On Sun, Dec 22, 2019 at 10:36 PM Amir Goldstein amir73il@gmail.com wrote:
On Mon, Dec 23, 2019 at 7:16 AM Deepa Dinamani deepa.kernel@gmail.com wrote:
Addition of fs-specific timestamp range checking was added in 188d20bcd1eb ("vfs: Add file timestamp range support").
Add a check for whether the kernel supports the limits check before running the associated test.
Signed-off-by: Deepa Dinamani deepa.kernel@gmail.com
common/rc | 11 +++++++++++ tests/generic/402 | 3 +++ 2 files changed, 14 insertions(+)
diff --git a/common/rc b/common/rc index 816588d6..472db995 100644 --- a/common/rc +++ b/common/rc @@ -1981,6 +1981,17 @@ _run_aiodio() return $status }
+_require_kernel_timestamp_range() +{
# 128-byte inodes do not have room for extended timestamp
MKFS_OPTIONS=-I128 _scratch_mkfs_ext4 &>> $seqres.full 2>&1 || _fail "ext4 mkfs failed"
mount -t ext4 ${SCRATCH_DEV} ${SCRATCH_MNT}
_check_dmesg_for "ext4 filesystem being mounted at ${SCRATCH_MNT} supports timestamps until 2038" || \
_notrun "Kernel does not support timestamp limits"
umount ${SCRATCH_MNT}
+}
Deepa,
Thank you for following up. I am not sure if mkfs.ext4 of scratch partition in a generic test is going to be very popular - let's see what others have to say. You can certainly now do that without checking that ${SCRATCH_DEV} is a blockdev which is not the case for overlay and networking filesystems.
_require_block_device() should alleviate this concern. But, I think making it a loop back device is a good idea.
I meant to check when mkfs.ext4 would fail, but I forgot. I will change this in v2.
Why did you choose not to use a loop mounted ext2 for the check as I suggested? You can use _require_loop() and _require_ext2() inside the check. In any case, please also check for failure to mount.

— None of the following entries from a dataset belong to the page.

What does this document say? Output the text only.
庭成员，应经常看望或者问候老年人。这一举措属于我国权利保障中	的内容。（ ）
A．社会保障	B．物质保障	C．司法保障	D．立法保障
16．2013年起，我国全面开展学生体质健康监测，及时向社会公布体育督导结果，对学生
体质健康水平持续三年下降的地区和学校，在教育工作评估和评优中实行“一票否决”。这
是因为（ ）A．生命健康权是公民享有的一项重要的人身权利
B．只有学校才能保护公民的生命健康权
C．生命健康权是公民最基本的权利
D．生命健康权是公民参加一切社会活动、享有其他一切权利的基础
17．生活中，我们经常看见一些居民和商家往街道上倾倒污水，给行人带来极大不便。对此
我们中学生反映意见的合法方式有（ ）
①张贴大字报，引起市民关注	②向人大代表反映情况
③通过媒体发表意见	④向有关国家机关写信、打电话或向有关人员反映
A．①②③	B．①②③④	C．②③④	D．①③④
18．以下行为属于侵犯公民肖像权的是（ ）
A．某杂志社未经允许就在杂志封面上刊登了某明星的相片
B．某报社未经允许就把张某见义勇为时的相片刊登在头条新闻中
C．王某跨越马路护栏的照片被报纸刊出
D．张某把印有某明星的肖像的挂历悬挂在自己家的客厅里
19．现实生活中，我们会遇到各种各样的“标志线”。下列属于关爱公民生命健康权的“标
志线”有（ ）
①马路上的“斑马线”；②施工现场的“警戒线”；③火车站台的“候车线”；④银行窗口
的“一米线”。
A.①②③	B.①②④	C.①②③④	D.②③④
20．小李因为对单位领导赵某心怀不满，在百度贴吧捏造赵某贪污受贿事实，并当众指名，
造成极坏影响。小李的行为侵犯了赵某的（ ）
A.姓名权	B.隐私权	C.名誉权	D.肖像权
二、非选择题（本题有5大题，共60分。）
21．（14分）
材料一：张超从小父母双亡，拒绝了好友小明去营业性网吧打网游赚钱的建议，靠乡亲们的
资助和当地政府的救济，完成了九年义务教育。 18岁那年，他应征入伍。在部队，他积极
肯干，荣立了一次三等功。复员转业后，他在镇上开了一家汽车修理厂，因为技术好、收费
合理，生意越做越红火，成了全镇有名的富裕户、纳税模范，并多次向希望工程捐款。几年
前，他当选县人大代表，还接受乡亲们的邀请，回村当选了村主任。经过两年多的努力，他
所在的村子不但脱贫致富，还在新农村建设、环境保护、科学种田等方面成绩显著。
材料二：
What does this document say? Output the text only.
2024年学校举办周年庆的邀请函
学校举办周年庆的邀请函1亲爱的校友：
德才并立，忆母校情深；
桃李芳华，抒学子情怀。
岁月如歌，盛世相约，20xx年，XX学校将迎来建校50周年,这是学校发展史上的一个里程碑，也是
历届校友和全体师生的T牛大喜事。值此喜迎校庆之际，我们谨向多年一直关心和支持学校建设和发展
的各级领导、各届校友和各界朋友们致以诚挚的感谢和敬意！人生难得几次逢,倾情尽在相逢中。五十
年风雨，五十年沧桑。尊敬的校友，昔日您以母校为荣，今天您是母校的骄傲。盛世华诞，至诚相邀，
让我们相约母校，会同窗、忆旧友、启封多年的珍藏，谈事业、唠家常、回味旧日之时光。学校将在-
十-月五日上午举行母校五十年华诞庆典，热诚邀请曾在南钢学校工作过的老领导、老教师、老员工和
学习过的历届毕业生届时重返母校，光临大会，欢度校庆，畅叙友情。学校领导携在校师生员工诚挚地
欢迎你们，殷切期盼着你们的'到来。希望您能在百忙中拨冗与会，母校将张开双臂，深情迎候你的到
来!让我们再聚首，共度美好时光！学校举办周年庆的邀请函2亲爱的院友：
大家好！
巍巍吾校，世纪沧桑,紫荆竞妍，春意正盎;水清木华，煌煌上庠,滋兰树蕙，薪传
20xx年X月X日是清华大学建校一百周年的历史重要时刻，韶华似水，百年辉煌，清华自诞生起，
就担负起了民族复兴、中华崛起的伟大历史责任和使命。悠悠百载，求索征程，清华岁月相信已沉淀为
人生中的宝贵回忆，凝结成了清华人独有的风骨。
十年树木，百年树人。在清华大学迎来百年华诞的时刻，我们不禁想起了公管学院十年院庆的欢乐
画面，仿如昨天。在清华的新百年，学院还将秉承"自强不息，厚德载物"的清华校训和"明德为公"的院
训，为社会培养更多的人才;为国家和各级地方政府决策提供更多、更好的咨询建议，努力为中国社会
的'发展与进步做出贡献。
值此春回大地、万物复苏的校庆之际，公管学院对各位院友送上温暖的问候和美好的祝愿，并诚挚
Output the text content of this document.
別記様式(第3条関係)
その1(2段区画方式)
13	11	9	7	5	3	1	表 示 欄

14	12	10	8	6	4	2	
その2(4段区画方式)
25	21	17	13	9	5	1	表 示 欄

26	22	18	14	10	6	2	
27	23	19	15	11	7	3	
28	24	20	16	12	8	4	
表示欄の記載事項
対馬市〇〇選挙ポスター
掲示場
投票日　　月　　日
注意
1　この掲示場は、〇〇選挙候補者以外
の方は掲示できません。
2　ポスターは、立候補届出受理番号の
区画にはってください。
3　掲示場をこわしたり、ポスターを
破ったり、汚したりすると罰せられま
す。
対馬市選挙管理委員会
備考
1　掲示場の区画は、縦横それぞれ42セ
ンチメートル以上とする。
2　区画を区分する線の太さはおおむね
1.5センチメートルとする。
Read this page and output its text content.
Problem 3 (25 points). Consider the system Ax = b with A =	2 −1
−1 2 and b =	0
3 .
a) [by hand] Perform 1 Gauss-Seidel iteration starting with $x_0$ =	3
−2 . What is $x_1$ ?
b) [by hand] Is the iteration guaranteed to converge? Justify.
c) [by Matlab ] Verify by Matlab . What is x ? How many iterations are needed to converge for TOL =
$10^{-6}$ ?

I did not not see anybody creating ext2 filesystem, and I thought that finding a kernel supporting ext4 was a lot more likely. We can add a _require_ext4() along the lines of _ext2_reqire() if really necessary. We should also add "_require_command "$MKFS_EXT4_PROG" mkfs.ext4".
I think it does not matter which filesystem we use unless we get the warning. Let me know if I missed something.
I will pick one of the two: ext4 (with small inode) or ext2 and do a loop back device instead for v2. I will also add the suggested-by that I forgot on this patch.